Arms exports to Arab nations criticized
Activists have criticized the fact that Switzerland is increasing its arms exports to Arab regimes at a time of unrest in the Middle East.
Switzerland exported armaments worth Sfr.327 million in the first half of 2011, an increase of Sfr.31million compared to the same period last year.
The biggest customer was the United Arab Emirates, who bought PC-21 training airplanes worth Sfr.114 million, according to figures released on Thursday. Other customers for Swiss weapons in the Arab world included Saudi Arabia, Qatar, Bahrain, Oman and Kuwait.
The Group for a Switzerland without an Army (GSoA) criticized the exports.
“The Arab world is fighting for a democratic transformation. The contribution of official Switzerland: record exports of armaments to the ruling dictatorships,” the group said, demanding an end to arms sales to the crisis region.
Rainer Schweizer, a law professor at St.
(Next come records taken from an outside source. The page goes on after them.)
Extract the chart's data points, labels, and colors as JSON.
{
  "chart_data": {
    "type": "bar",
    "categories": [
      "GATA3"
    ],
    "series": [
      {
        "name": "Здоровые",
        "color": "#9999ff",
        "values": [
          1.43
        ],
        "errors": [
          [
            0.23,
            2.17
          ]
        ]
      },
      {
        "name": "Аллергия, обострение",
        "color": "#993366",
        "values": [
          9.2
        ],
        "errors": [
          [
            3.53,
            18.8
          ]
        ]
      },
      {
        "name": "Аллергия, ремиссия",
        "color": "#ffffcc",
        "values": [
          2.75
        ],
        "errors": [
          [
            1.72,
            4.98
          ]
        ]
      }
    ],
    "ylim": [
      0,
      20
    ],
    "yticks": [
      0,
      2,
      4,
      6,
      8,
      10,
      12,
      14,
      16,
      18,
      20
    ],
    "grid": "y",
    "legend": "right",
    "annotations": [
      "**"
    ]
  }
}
Gallen University, also called on Switzerland to halt weapons exports to the Arab regimes. “At the very latest when Saudi Arabia and the Emirates took steps against the opposition in Bahrain, the State Secretariat for Economic Affairs should have looked at halting the exports.”
The State Secretariat for Economic Affairs (SECO), however, insists that the PC-21 turboprop aircraft are delivered without weapons to the UAE. In the case of Saudi Arabia, SECO said that the exports were primarily related to repairs and replacement parts for an anti-aircraft system that was delivered in 2006.
The Swiss government-owned company Ruag is already under pressure following reports that ammunitions exports to Qatar are being used by Libyan rebels.
Swiss law forbids any weapons to be sold to countries in conflict, while the United Nations has placed an arms embargo on Libya.